Oltre a Mondadori, molte altre case editrici lanciarono serie dedicate alla letteratura tradotta. La Modernissima (attuale Corbaccio) iniziò una serie chiamata Scrittori di tutto il mondo. In quegli anni la traduzione divenne, dunque, un’importante fonte di guadagno per il mondo editoriale italiano, malgrado eclissasse la pubblicazione delle opere nostrane. In seguito al malcontento degli autori italiani, venne imposto un dazio alle traduzioni. In questo modo, si limitò la proliferazione di opere straniere attenuando i danni recati all’editoria originale italiana, ma non solo.
In anni in cui divampava uno spiccato patriottismo, che sarebbe poi sfociato nel nazionalismo, la lettura di romanzi stranieri aveva portato il popolo italiano ad impiegare termini incontrati nelle affascinanti letture di romanzi stranieri, prevalentemente inglesi e francesi.
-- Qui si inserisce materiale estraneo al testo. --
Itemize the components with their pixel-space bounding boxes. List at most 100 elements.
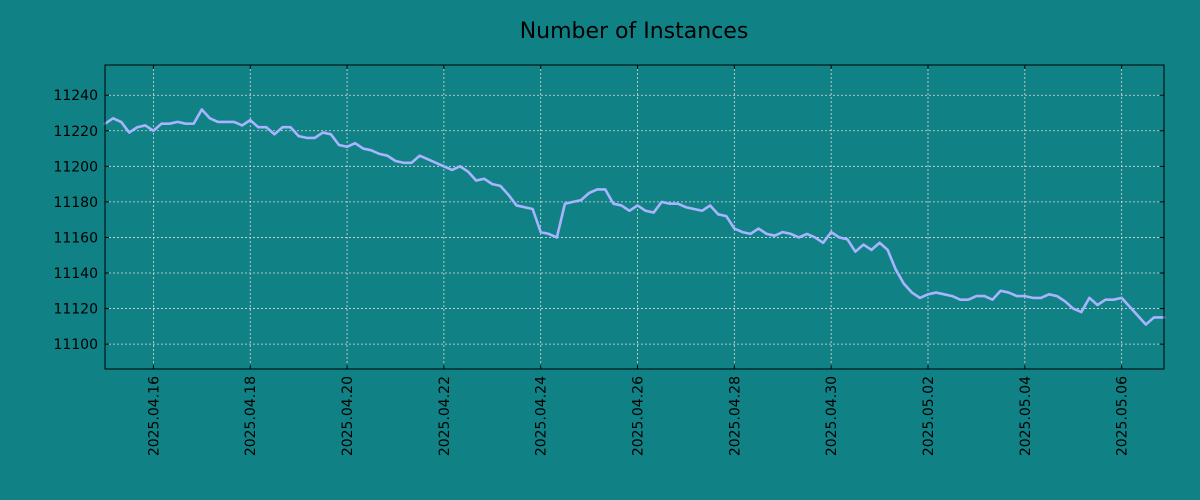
data-point xyxy=(410,161,413,164)
data-point xyxy=(265,126,268,129)
data-point xyxy=(112,117,114,120)
data-point xyxy=(870,248,873,251)
data-point xyxy=(830,231,833,234)
data-point xyxy=(305,136,308,139)
data-point xyxy=(354,142,357,145)
data-point xyxy=(668,202,671,205)
data-point xyxy=(572,200,574,203)
data-point xyxy=(604,188,607,191)
data-point xyxy=(257,126,260,129)
data-point xyxy=(346,145,348,148)
data-point xyxy=(330,133,332,136)
y-tick-label: 11240 xyxy=(53,88,98,104)
data-point xyxy=(693,208,695,210)
data-point xyxy=(919,296,921,299)
data-point xyxy=(168,122,171,125)
data-point xyxy=(281,126,284,129)
data-point xyxy=(1056,295,1058,298)
y-tick-label: 11180 xyxy=(53,195,98,211)
data-point xyxy=(814,236,816,239)
data-point xyxy=(1088,296,1091,299)
x-tick-label: 2025.04.24 xyxy=(534,376,550,456)
x-tick-label: 2025.04.26 xyxy=(631,376,647,456)
chart-title: Number of Instances xyxy=(520,19,749,44)
data-point xyxy=(588,192,591,194)
data-point xyxy=(200,108,203,111)
data-point xyxy=(225,120,227,123)
data-point xyxy=(685,206,687,209)
data-point xyxy=(806,232,808,235)
data-point xyxy=(1104,298,1107,301)
data-point xyxy=(725,215,728,218)
data-point xyxy=(531,208,534,210)
data-point xyxy=(1031,296,1034,299)
data-point xyxy=(418,154,421,157)
data-point xyxy=(475,179,478,182)
data-point xyxy=(491,183,494,186)
data-point xyxy=(862,243,865,246)
y-tick-label: 11100 xyxy=(53,337,98,353)
data-point xyxy=(434,161,437,164)
data-point xyxy=(233,120,236,123)
y-tick-label: 11160 xyxy=(53,230,98,246)
data-point xyxy=(1015,295,1018,298)
data-point xyxy=(1112,298,1115,301)
data-point xyxy=(596,188,599,191)
data-point xyxy=(854,250,857,253)
data-point xyxy=(886,248,889,251)
data-point xyxy=(789,232,792,235)
series-layer xyxy=(103,108,1166,326)
axes xyxy=(104,64,1165,370)
data-point xyxy=(943,293,946,296)
data-point xyxy=(402,161,405,164)
data-point xyxy=(564,202,566,205)
data-point xyxy=(983,295,986,298)
data-point xyxy=(539,231,542,234)
data-point xyxy=(717,213,720,216)
data-point xyxy=(144,124,147,127)
data-point xyxy=(426,158,429,161)
data-point xyxy=(660,200,663,203)
data-point xyxy=(192,122,195,125)
data-point xyxy=(555,236,558,239)
data-point xyxy=(636,204,639,207)
data-point xyxy=(612,202,615,205)
data-point xyxy=(644,209,647,212)
data-point xyxy=(515,204,518,207)
data-point xyxy=(394,160,397,162)
data-point xyxy=(1153,316,1155,319)
x-tick-label: 2025.04.22 xyxy=(437,376,453,456)
data-point xyxy=(951,295,954,298)
data-point xyxy=(313,136,316,139)
data-point xyxy=(241,124,244,127)
data-point xyxy=(128,131,131,134)
x-tick-label: 2025.05.02 xyxy=(921,376,937,456)
data-point xyxy=(927,293,929,296)
data-point xyxy=(846,238,849,241)
data-point xyxy=(773,234,776,237)
data-point xyxy=(1120,296,1123,299)
data-point xyxy=(160,122,163,125)
data-point xyxy=(378,152,381,155)
x-tick-label: 2025.04.20 xyxy=(340,376,356,456)
data-point xyxy=(321,131,324,134)
data-point xyxy=(523,206,526,209)
data-point xyxy=(1048,293,1050,296)
data-point xyxy=(798,236,800,239)
data-point xyxy=(1128,305,1131,308)
data-point xyxy=(991,298,994,301)
data-point xyxy=(547,232,550,235)
data-point xyxy=(1080,311,1083,314)
data-point xyxy=(208,117,211,120)
data-point xyxy=(459,165,461,168)
x-tick-label: 2025.04.30 xyxy=(824,376,840,456)
data-point xyxy=(1007,291,1010,294)
y-tick-label: 11120 xyxy=(53,302,98,318)
data-point xyxy=(1144,323,1147,326)
data-point xyxy=(822,241,824,244)
data-point xyxy=(1136,314,1139,317)
data-point xyxy=(701,209,703,212)
data-point xyxy=(176,120,179,123)
data-point xyxy=(297,135,300,138)
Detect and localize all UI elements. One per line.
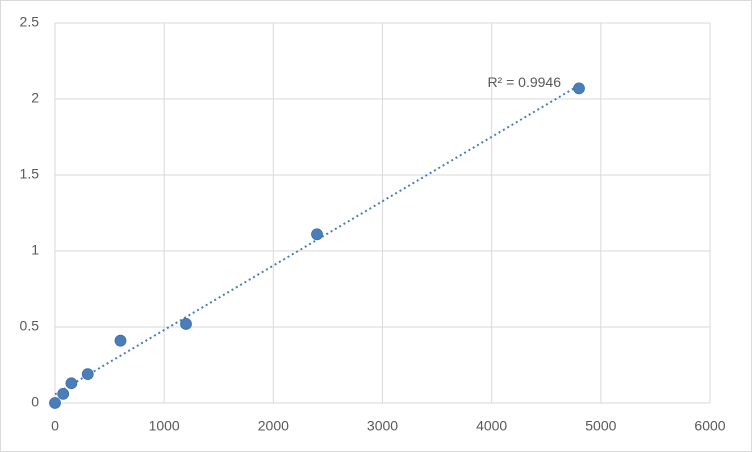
data-point [180, 318, 192, 330]
y-tick-label: 1.5 [20, 166, 40, 182]
x-tick-label: 5000 [585, 418, 616, 434]
x-tick-label: 4000 [476, 418, 507, 434]
y-tick-label: 2.5 [20, 14, 40, 30]
y-tick-label: 1 [31, 242, 39, 258]
x-tick-label: 6000 [694, 418, 725, 434]
data-point [57, 387, 70, 400]
x-tick-label: 2000 [258, 418, 289, 434]
data-point [573, 82, 585, 95]
data-point [311, 228, 323, 241]
data-point [65, 377, 78, 390]
y-tick-label: 0.5 [20, 318, 40, 334]
x-tick-label: 0 [51, 418, 59, 434]
data-point [81, 368, 94, 381]
data-point [114, 334, 127, 347]
trendline-label: R² = 0.9946 [487, 74, 561, 90]
x-tick-label: 1000 [149, 418, 180, 434]
data-point [49, 397, 61, 409]
y-tick-label: 0 [31, 394, 39, 410]
x-tick-label: 3000 [367, 418, 398, 434]
trendline [54, 84, 580, 396]
y-tick-label: 2 [31, 90, 39, 106]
Al fine di limitare il deturpamento della lingua italiana, orgoglio nazionale, si arrivò ad applicare un vero e proprio sistema di censura alla stampa periodica. Per questo riguarda quella non periodica, questa non risultava ufficialmente soggetta ad alcuna regolamentazione, nonostante la Prefettura si occupasse dell’approvazione dei contenuti pubblicabili.
Il risultato di questi interventi fu l’italianizzazione di termini stranieri. Di seguito alcuni esempi:
brioche: brioscia
champagne: sciampagna
croissant: cornetto (termine oggi usato, nell’Italia settentrionale, anche per indicare i fagiolini freschi).
dessert: fin di pasto o peralzarsi
film: pellicola
krapfen: bombola (da cui deriva l’odierno bombolone)
hotel: albergo
stop: alt
buffet: rinfresco
garage: rimessa
sandwich: traidue (in seguito, tramezzino)
whisky: acquavite
chauffeur: autista
claxon: tromba o sirena
bar: qui si beve
picnic: pranzo al sole
cocktail: polibibita/bevanda arlecchina
boy-scout: giovane esploratore
papillon: cravattino
parquet: tassellato
pullman: torpedone
latin lover: vitaiolo
alcool: alcole
taxi: tassì
autogoal: autorete
Football: palla al calcio (poi Calcio)
Anche se alcuni vocaboli sono sopravvissuti nell’italiano odierno, nel caso di brioche, cocktail, plaid, parquet e altri termini importati, l’italiano oggi predilige ricorrere ai prestiti linguistici piuttosto che alla traduzione.
Allo stesso modo, nonostante la legge di Toubon sia ancora in vigore, oggi le fasce d’età più giovani della popolazione francese tendono ad usare in maniera intercambiabile sia la terminologia tradotta (come ordinateur, mettre au jour, courriel) e quella importata dall’inglese (computer, update, email).
BIBLIOGRAFIA e sitografia:
Rundle, Christopher. Il ruolo/la (in)visibilità del traduttore e dell’interprete nella storia,Associazione Italiana Traduttori e Interpreti, Il traduttore nuovo (2004).
Berruto, Gaetano e Cerruti, Massimo. La Linguistica, un corso introduttivo, UTET Università (2011).
Croce, Benedetto. Estetica come scienza dell’espressione e linguistica generale: teoria e storia, Gius. Laterza & figli (1902).
Istituto dell’Enciclopedia italiana Treccani online, s.v. “lingua del fascismo”, resa disponibile dal sito www.treccani.it.